Quentin Blake, well-known for his illustrations for Roald Dahl and (more recently) David Walliams, has more than 300 illustrated books to his name, including Zagazoo which has no words and tells the story just through his illustrations.
When Lewis Carroll (born Charles Lutwidge Dodgson), author of Alice’s Adventures in Wonderland, was fourteen he began to produce a series of family magazines to amuse his ten brothers and sisters. These contained writings such as humorous poems, limericks, and contributions from other family members.
The original story of Pinocchio , arguably the most popular children’s book to come out of Italy, has the title character get in to many different scrapes that aren’t in the more well-known Disney version. This includes a fox and a cat trying to steal his money and Pinocchio being turned in to a donkey and sold to a circus.

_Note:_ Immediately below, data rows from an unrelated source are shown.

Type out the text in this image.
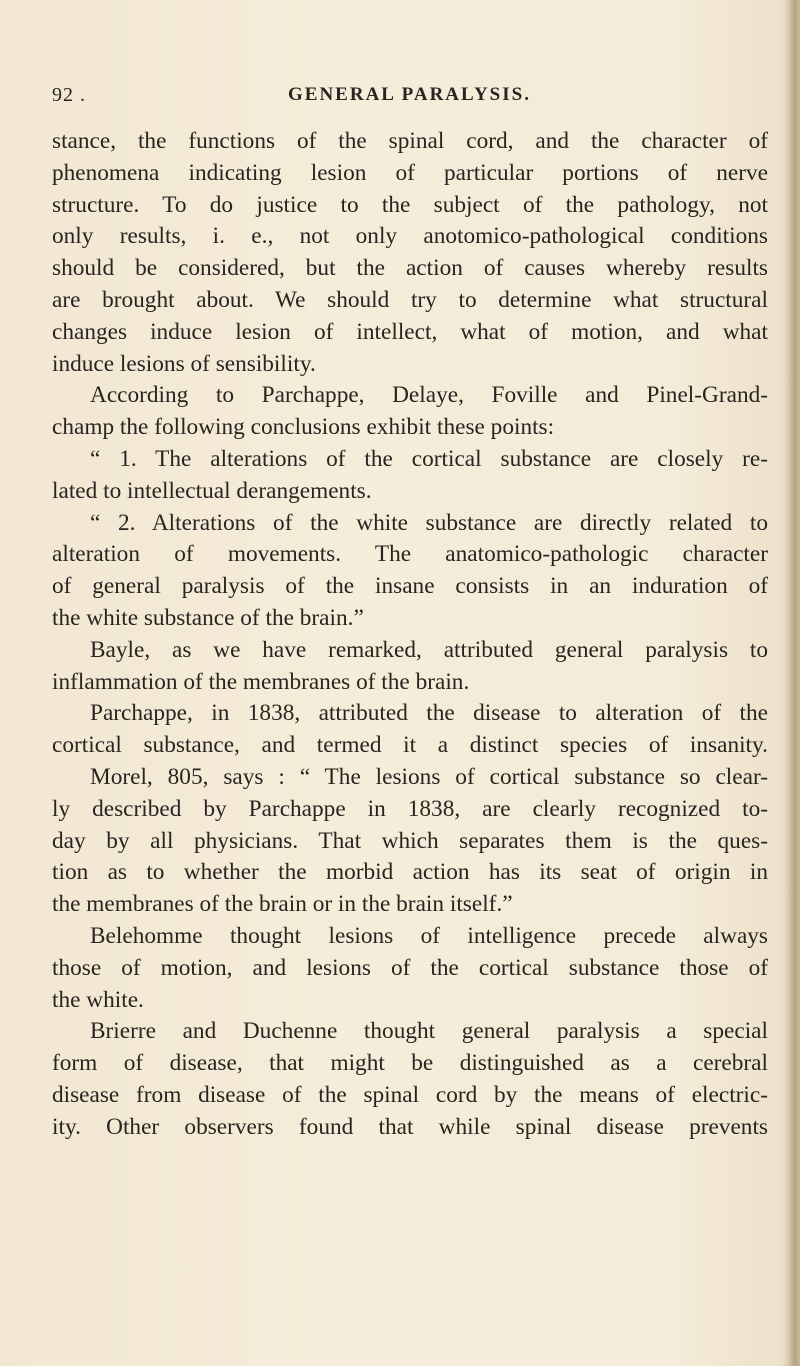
92 .	GENERAL PARALYSIS.
stance, the functions of the spinal cord, and the character of
phenomena indicating lesion of particular portions of nerve
structure. To do justice to the subject of the pathology, not
only results, i. e., not only anotomico-pathological conditions
should be considered, but the action of causes whereby results
are brought about. We should try to determine what structural
changes induce lesion of intellect, what of motion, and what
induce lesions of sensibility.
According to Parchappe, Delaye, Foville and Pinel-Grand-
champ the following conclusions exhibit these points:
“ 1. The alterations of the cortical substance are closely re-
lated to intellectual derangements.
“ 2. Alterations of the white substance are directly related to
alteration of movements. The anatomico-pathologic character
of general paralysis of the insane consists in an induration of
the white substance of the brain.”
Bayle, as we have remarked, attributed general paralysis to
inflammation of the membranes of the brain.
Parchappe, in 1838, attributed the disease to alteration of the
cortical substance, and termed it a distinct species of insanity.
Morel, 805, says : “ The lesions of cortical substance so clear-
ly described by Parchappe in 1838, are clearly recognized to-
day by all physicians. That which separates them is the ques-
tion as to whether the morbid action has its seat of origin in
the membranes of the brain or in the brain itself.”
Belehomme thought lesions of intelligence precede always
those of motion, and lesions of the cortical substance those of
the white.
Brierre and Duchenne thought general paralysis a special
form of disease, that might be distinguished as a cerebral
disease from disease of the spinal cord by the means of electric-
ity. Other observers found that while spinal disease prevents
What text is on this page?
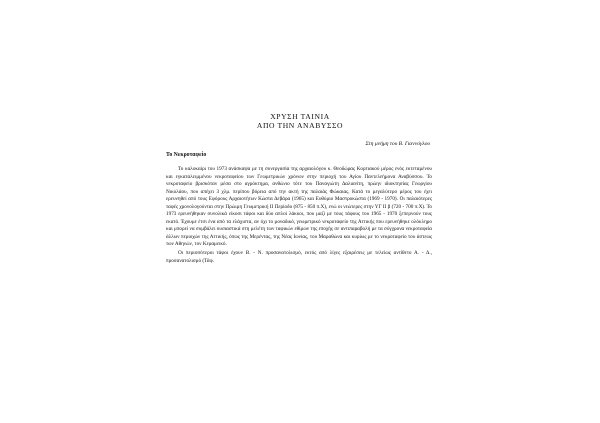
ΧΡΥΣΗ ΤΑΙΝΙΑ
ΑΠΟ ΤΗΝ ΑΝΑΒΥΣΣΟ
Στη μνήμη του Β. Γιαννόγλου
Το Νεκροταφείο

Το καλοκαίρι του 1973 ανάσκαψα με τη συνεργασία της αρχαιολόγου κ. Θεοδώρας Κορτιακού μέρος ενός εκτεταμένου και εγκαταλειμμένου νεκροταφείου των Γεωμετρικών χρόνων στην περιοχή του Αγίου Παντελεήμονα Αναβύσσου. Το νεκροταφείο βρισκόταν μέσα στο αγρόκτημα, ανθώνιο τότε του Παναγιώτη Δαλιανίτη, πρώην ιδιοκτησίας Γεωργίου Νικολάου, που απέχει 3 χλμ. περίπου βόρεια από την ακτή της παλαιάς Φώκαιας. Κατά το μεγαλύτερο μέρος του έχει ερευνηθεί από τους Εφόρους Αρχαιοτήτων Κώστα Δεβάρα (1965) και Ευθύμιο Μαστροκώστα (1969 - 1970). Οι παλαιότερες ταφές χρονολογούνται στην Πρώιμη Γεωμετρική ΙΙ Περίοδο (875 - 850 π.Χ), ενώ οι νεώτερες στην ΥΓ ΙΙ β (720 - 700 π.Χ). Το 1973 ερευνήθηκαν συνολικά είκοσι τάφοι και δύο απλοί λάκκοι, που μαζί με τους τάφους του 1965 - 1970 ξεπερνούν τους εκατό. Έχουμε έτσι ένα από τα ελάχιστα, αν όχι το μοναδικό, γεωμετρικό νεκροταφείο της Αττικής που ερευνήθηκε ολόκληρο και μπορεί να συμβάλει ουσιαστικά στη μελέτη των ταφικών εθίμων της εποχής σε αντιπαραβολή με τα σύγχρονα νεκροταφεία άλλων περιοχών της Αττικής, όπως της Μερέντας, της Νέας Ιωνίας, του Μαραθώνα και κυρίως με το νεκροταφείο του άστεως των Αθηνών, τον Κεραμεικό.

Οι περισσότεροι τάφοι έχουν Β. - Ν. προσανατολισμό, εκτός από λίγες εξαιρέσεις με τελείως αντίθετο Α. - Δ., προσανατολισμό (Τάφ.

The typical number of pages in picture books (illustrated books, usually for younger children) is just over thirty.
Before Enid Blyton became the famous author of the Famous Five stories her parents had wanted her to be a concert pianist. However she abandoned her musical studies to, train to be a teacher.
The first children’s annual, a yearly publication usually associated with a magazine, was printed in 1645 by the parents of Zurich. They made it in celebration of New Year, for the children to find in the city library, and it was a single sheet made up of an engraving and some verse.